Uno scudetto da conquistare, ma anche un futuro tutto da programmare. L’Inter guarda al futuro e soprattutto a un’estate in cui la squadra nerazzurra sarà segnata da una serie di addii che andranno a sfaldare quel gruppo che in due occasioni ha raggiunto, pur senza successo, la finale di Champions League. Più o meno ogni reparto – attacco escluso – sarà interessato, con la necessità quindi per la società di regalare a Chivu nuovi innesti all’altezza di chi invece saluterà.
Gli addii
Al passo d’addio ci sono almeno cinque giocatori oggi impegnati nella corsa scudetto dell’Inter ma tutti Over 32. Il primo è il portiere, Sommer, destinato a lasciare anche per un calo di rendimento evidente negli ultimi mesi. In difesa dovrebbero seguire gli stessi passi altri tre giocatori fondamentali nei trionfi degli ultimi anni: dai due ex Lazio Stefan de Vrij e Francesco Acerbi fino a Matteo Darmian, spesso decisivo a stagione in corso. Al passo d’addio, poi, dovrebbe esserci anche Mkhitaryan, che ha toccato quota 37 anni. Immaginare questi giocatori nell’Inter del futuro è oggi estremamente difficile, per quanto non ancora impossibile. Così come resta da valutare anche il futuro di Calhanoglu, quest’anno protagonisti di diversi infortuni e da tempo nel mirino del Galatasaray.
Il futuro
Tra i giocatori in scadenza non dovrebbe lasciare invece Di Gennaro, terzo portiere.

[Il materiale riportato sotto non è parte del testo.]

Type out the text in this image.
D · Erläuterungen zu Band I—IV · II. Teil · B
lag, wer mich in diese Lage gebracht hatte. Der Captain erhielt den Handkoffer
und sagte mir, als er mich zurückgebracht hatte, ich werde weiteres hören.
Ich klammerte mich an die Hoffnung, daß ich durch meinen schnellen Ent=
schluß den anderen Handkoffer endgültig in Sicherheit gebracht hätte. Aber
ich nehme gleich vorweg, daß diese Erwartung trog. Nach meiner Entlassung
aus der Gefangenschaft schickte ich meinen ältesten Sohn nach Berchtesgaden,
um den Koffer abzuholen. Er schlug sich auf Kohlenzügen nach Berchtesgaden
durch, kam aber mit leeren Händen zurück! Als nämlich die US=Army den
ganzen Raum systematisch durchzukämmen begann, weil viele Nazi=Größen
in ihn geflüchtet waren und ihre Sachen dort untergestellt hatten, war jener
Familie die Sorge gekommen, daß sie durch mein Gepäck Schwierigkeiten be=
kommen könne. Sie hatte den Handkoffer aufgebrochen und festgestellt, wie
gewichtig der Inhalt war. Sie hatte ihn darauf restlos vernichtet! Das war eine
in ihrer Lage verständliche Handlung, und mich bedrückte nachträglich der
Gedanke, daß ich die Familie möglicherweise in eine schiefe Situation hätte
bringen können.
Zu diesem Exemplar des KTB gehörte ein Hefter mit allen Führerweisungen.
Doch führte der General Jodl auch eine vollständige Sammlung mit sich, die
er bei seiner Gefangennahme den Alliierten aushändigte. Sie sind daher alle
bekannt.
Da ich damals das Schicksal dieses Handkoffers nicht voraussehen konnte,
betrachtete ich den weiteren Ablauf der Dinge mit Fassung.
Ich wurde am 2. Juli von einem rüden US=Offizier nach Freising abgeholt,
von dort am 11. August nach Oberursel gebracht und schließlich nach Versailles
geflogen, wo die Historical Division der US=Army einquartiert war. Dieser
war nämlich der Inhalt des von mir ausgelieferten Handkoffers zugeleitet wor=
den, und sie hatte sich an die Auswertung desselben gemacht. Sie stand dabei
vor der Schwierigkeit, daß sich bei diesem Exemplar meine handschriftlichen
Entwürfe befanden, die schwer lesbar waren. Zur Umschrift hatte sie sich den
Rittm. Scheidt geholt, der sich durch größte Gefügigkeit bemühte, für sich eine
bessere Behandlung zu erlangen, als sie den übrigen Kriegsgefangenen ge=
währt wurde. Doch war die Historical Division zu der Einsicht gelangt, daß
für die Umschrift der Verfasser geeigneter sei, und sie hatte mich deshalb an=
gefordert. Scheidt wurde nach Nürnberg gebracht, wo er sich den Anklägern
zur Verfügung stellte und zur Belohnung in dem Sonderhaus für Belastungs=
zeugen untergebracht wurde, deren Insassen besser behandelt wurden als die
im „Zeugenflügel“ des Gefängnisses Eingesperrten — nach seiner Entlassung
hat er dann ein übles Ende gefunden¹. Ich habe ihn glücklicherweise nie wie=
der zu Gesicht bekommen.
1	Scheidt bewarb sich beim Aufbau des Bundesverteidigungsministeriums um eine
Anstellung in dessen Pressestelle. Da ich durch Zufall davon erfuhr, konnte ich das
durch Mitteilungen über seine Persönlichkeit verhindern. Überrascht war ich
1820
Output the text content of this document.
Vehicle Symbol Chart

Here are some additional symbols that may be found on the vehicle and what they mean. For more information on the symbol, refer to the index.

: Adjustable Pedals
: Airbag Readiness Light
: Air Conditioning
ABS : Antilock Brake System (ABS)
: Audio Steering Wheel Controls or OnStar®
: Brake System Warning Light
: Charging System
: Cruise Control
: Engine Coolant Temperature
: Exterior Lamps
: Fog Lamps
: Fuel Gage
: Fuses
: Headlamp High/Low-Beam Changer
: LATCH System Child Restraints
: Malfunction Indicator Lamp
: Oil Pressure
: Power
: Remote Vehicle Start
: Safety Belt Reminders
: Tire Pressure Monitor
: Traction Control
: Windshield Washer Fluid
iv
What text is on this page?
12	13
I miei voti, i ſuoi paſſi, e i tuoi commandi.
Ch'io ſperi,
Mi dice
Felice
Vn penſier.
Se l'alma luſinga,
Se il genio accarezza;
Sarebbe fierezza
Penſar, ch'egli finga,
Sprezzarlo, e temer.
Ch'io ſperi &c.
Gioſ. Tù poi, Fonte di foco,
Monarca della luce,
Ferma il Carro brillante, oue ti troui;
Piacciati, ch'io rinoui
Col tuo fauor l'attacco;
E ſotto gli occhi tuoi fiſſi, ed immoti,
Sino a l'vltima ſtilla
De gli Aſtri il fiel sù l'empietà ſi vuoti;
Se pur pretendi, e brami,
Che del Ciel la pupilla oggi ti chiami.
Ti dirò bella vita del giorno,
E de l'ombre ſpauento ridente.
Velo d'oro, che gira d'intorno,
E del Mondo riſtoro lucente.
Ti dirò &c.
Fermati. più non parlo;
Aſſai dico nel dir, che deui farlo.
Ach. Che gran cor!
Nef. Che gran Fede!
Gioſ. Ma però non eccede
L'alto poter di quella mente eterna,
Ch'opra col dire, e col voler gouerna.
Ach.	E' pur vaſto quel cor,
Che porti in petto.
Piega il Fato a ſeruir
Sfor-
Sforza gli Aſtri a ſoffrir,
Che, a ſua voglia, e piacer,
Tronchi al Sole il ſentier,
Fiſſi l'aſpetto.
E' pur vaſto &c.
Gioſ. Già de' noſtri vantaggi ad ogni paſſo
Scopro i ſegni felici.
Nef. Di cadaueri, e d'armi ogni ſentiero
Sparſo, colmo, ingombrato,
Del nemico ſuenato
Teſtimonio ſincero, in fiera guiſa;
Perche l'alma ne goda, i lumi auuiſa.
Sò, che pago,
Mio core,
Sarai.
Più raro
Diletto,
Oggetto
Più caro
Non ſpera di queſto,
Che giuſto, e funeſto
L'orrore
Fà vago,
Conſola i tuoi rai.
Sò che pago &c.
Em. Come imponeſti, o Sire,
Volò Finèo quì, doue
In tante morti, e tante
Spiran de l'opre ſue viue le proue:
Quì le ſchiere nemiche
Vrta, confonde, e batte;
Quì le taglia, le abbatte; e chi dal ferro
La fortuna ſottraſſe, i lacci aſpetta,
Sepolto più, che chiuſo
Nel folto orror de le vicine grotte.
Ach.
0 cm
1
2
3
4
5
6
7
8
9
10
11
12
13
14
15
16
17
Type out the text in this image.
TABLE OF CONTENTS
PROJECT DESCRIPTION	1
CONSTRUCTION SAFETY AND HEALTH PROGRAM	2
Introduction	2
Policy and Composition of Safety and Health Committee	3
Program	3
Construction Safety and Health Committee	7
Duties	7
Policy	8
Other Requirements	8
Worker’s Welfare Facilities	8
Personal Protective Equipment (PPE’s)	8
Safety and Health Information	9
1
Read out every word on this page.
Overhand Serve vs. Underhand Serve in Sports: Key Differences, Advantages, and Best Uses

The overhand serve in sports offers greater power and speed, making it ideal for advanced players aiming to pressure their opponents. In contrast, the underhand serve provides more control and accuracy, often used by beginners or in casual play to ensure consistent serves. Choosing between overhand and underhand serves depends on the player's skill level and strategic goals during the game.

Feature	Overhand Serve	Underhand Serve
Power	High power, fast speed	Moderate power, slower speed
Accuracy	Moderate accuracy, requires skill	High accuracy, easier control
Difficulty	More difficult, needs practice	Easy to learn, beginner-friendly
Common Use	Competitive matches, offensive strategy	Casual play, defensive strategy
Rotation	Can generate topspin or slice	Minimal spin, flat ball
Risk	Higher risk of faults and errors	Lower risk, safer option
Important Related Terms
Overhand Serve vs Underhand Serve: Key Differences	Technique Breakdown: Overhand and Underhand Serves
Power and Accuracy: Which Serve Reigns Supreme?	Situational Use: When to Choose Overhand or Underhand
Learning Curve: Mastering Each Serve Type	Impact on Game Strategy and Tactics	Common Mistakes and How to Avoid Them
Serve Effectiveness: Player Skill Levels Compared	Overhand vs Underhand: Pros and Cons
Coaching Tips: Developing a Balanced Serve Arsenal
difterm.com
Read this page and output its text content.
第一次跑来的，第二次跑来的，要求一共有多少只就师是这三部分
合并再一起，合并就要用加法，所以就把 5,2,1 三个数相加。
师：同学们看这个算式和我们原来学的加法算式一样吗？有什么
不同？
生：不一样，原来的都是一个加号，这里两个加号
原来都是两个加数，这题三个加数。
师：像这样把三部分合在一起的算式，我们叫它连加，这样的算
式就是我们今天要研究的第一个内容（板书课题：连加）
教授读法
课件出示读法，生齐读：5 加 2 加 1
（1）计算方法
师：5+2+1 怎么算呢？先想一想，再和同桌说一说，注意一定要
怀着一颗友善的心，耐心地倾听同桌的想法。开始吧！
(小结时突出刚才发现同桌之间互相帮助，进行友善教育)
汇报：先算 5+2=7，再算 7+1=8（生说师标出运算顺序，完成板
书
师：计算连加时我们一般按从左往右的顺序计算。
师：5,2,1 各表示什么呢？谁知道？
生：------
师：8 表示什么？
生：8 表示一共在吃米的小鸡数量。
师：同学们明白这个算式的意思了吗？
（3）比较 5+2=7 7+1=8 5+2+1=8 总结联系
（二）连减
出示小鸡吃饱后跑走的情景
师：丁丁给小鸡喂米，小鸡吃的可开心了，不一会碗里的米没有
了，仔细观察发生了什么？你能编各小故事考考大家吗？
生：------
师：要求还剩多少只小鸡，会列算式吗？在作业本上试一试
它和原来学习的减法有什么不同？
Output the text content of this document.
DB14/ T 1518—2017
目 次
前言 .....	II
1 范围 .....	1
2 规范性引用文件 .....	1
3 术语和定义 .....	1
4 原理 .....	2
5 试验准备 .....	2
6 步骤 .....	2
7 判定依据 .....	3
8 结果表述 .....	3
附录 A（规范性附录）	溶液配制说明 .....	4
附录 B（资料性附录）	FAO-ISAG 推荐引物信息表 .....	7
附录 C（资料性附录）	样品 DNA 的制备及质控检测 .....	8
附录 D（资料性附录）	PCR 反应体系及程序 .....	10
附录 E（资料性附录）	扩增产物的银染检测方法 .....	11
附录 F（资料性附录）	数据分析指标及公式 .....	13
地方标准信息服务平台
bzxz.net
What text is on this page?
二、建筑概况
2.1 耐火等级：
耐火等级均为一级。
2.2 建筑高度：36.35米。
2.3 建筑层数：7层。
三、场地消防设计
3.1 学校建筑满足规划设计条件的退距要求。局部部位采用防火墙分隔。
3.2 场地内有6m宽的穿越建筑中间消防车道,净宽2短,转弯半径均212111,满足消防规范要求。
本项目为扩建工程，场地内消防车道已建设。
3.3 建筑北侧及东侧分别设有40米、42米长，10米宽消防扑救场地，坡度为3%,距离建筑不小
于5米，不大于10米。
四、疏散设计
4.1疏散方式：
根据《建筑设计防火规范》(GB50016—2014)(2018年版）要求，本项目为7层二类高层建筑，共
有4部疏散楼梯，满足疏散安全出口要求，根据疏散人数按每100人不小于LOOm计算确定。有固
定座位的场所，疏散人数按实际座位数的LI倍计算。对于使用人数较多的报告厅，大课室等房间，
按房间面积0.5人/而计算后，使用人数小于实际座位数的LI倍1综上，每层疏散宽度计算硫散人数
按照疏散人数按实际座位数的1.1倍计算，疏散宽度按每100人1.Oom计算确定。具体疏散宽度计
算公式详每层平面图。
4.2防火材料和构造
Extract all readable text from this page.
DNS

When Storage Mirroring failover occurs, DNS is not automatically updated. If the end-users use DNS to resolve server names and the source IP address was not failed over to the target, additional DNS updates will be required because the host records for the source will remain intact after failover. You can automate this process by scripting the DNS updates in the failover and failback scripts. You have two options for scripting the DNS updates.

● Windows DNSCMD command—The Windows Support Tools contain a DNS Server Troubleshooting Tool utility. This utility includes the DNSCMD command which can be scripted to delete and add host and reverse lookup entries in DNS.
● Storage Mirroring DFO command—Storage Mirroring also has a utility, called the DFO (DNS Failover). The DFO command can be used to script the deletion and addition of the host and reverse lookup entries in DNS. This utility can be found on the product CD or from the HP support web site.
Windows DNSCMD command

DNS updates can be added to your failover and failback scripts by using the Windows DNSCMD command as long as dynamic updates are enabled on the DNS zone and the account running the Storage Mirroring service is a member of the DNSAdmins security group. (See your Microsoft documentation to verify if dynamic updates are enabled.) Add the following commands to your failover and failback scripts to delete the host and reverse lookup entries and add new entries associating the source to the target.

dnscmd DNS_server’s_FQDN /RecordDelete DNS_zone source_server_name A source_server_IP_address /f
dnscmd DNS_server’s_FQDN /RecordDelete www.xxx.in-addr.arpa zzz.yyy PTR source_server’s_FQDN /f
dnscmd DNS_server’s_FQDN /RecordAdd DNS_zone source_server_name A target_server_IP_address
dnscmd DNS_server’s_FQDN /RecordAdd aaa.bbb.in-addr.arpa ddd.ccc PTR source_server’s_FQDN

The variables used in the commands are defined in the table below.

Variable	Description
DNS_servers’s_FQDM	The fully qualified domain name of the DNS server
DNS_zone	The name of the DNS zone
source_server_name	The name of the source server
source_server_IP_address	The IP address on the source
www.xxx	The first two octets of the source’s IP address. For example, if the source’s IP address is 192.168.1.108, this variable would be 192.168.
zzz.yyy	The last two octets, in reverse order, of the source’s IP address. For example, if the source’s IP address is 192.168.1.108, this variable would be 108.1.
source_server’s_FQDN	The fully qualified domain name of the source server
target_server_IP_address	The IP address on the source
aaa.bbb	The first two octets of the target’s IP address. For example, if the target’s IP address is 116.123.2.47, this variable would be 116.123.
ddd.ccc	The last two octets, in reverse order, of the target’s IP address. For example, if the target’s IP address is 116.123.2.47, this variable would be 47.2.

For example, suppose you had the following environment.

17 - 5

Il ritorno all’Inter nel 2023 e la probabile permanenza è legata a questioni di liste, essendo il 32enne cresciuto proprio nel vivaio nerazzurro. Non cambierebbe in caso il suo ruolo di terzo portiere, con Vicario che è invece il favorito per ereditare la porta che sarà lasciata libera da Sommer. In difesa le valutazioni sono ancora in corso, ma tra i nomi in lista ci sono Ordonez del Bruges e Muharemovic del Sassuolo, oltre ovviamente a un Akanji che sarà invece confermato e riscattato. Possibile ritorno, infine, anche del più giovane degli Stankovic, che si sta mettendo in mostra con il Bruges: possibile che i 23 milioni necessari per la recompra vengano investiti in estate dai nerazzurri.